I'm 40, I thought. It must be a trisomy problem. At my age, surely there was a trisomy problem that the tests didn't detect. I went later the same day with my husband for a second ultrasound just to make absolutely sure. Still no heartbeat. And I would have to bear the child; it was too late, the baby was too big for a d&c. I still wonder how I would have felt about a d&c, if it had been allowed. It just didn't seem right, after having seen the heart beat on the previous ultrasound, having felt movement...
And; we might never have discovered what the problem was. I was really not prepared to give birth to a perfect, dead baby. He (our first boy- such a teeny weeny weeny!) was perfect. But the silly little boy had the cord wrapped around his neck and tied in a knot. Too many somersaults. My gynecologist is not an ancient man, but he has been in practice for 15+ years, I would guess. He said "I've never seen the likes of this." He said it several times.
Now I am left with a question.
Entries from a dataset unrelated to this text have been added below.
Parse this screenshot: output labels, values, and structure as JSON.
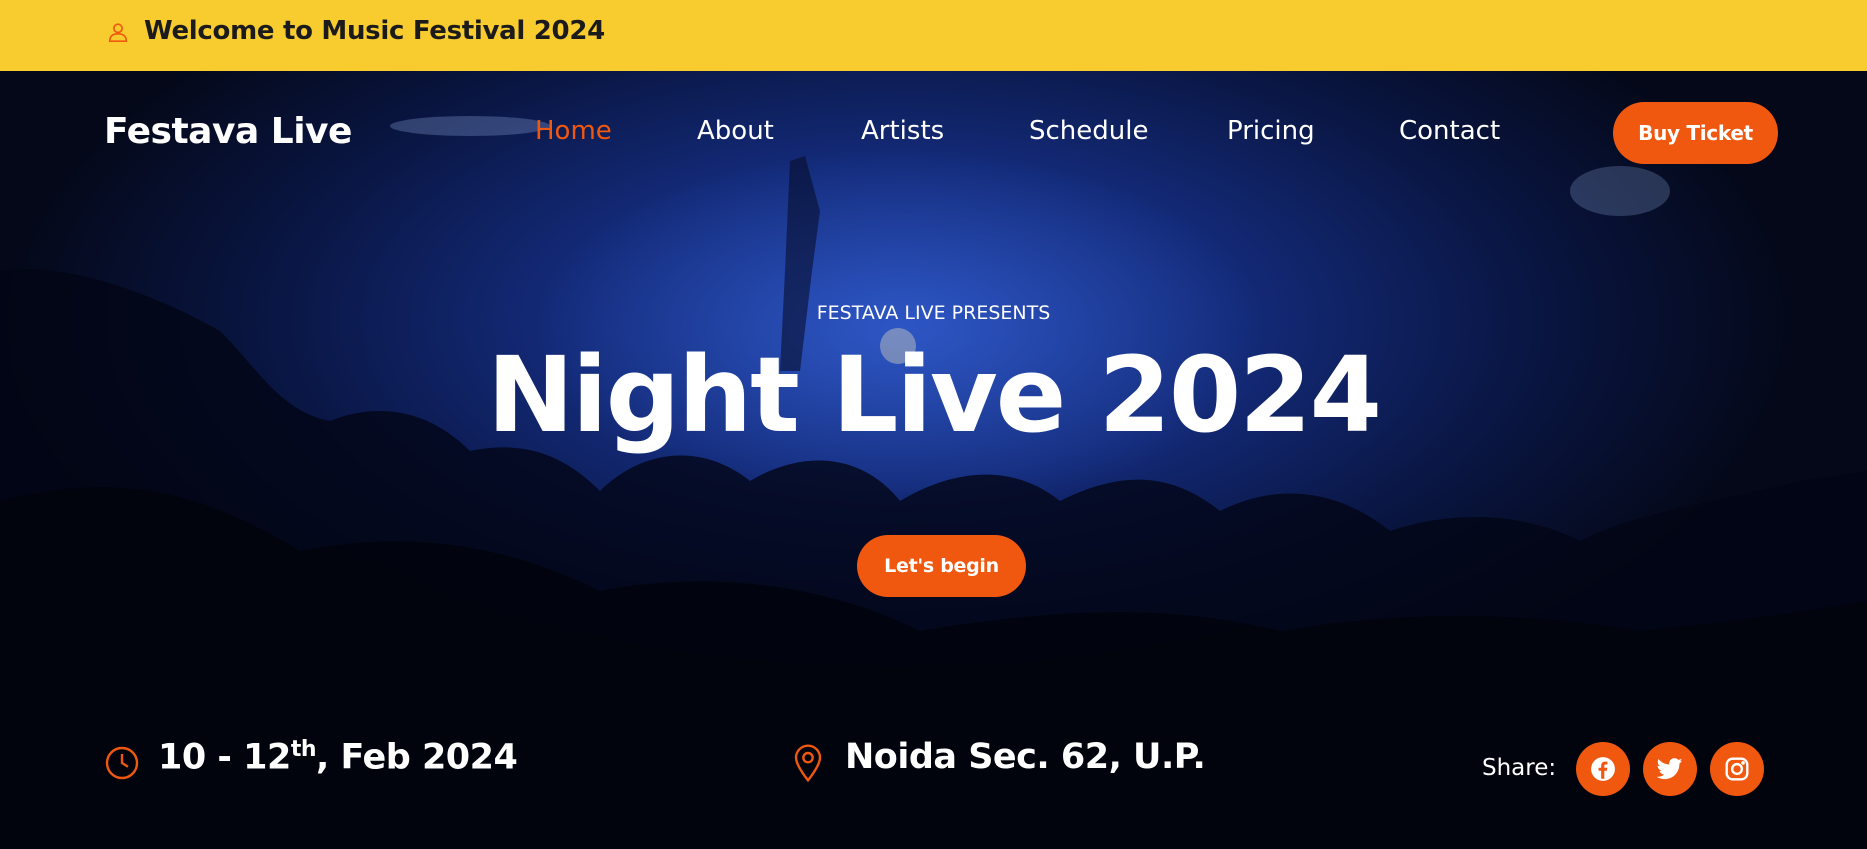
{
  "topbar": {
    "welcome": "Welcome to Music Festival 2024",
    "icon": "user-icon"
  },
  "header": {
    "brand": "Festava Live",
    "nav": [
      {
        "label": "Home",
        "active": true
      },
      {
        "label": "About",
        "active": false
      },
      {
        "label": "Artists",
        "active": false
      },
      {
        "label": "Schedule",
        "active": false
      },
      {
        "label": "Pricing",
        "active": false
      },
      {
        "label": "Contact",
        "active": false
      }
    ],
    "cta": "Buy Ticket"
  },
  "hero": {
    "eyebrow": "FESTAVA LIVE PRESENTS",
    "title": "Night Live 2024",
    "cta": "Let's begin"
  },
  "details": {
    "date_prefix": "10 - 12",
    "date_sup": "th",
    "date_suffix": ", Feb 2024",
    "date_icon": "clock-icon",
    "location": "Noida Sec. 62, U.P.",
    "location_icon": "map-pin-icon",
    "share_label": "Share:",
    "social": [
      "facebook-icon",
      "twitter-icon",
      "instagram-icon"
    ]
  },
  "colors": {
    "topbar_bg": "#f8cb2e",
    "accent": "#f0580f",
    "hero_blue": "#132a78",
    "text": "#ffffff"
  }
}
What is the point of getting pregnant accidentally (my children are 11, 8 and 6, and we thought we were done), getting used to the idea, having all the tests come out very positive, telling the girls, being so happy, looking so much forward to the baby, only to have him born dead as the result of a freak accident? Since this is my first post no one out there knows me at all, so I'll tell you a problem I have; I am always trying to figure out what it is I'm supposed to be learning.
What is God (He, She or It) trying to tell me? How hard would it have been to let down a ghostly, all-powerful finger and unloop that cord? Why did that baby have to be conceived at all, only to die? Does God exist at all? I think there must be a lot of people asking these sorts of questions. I guess there always have been, and always will be.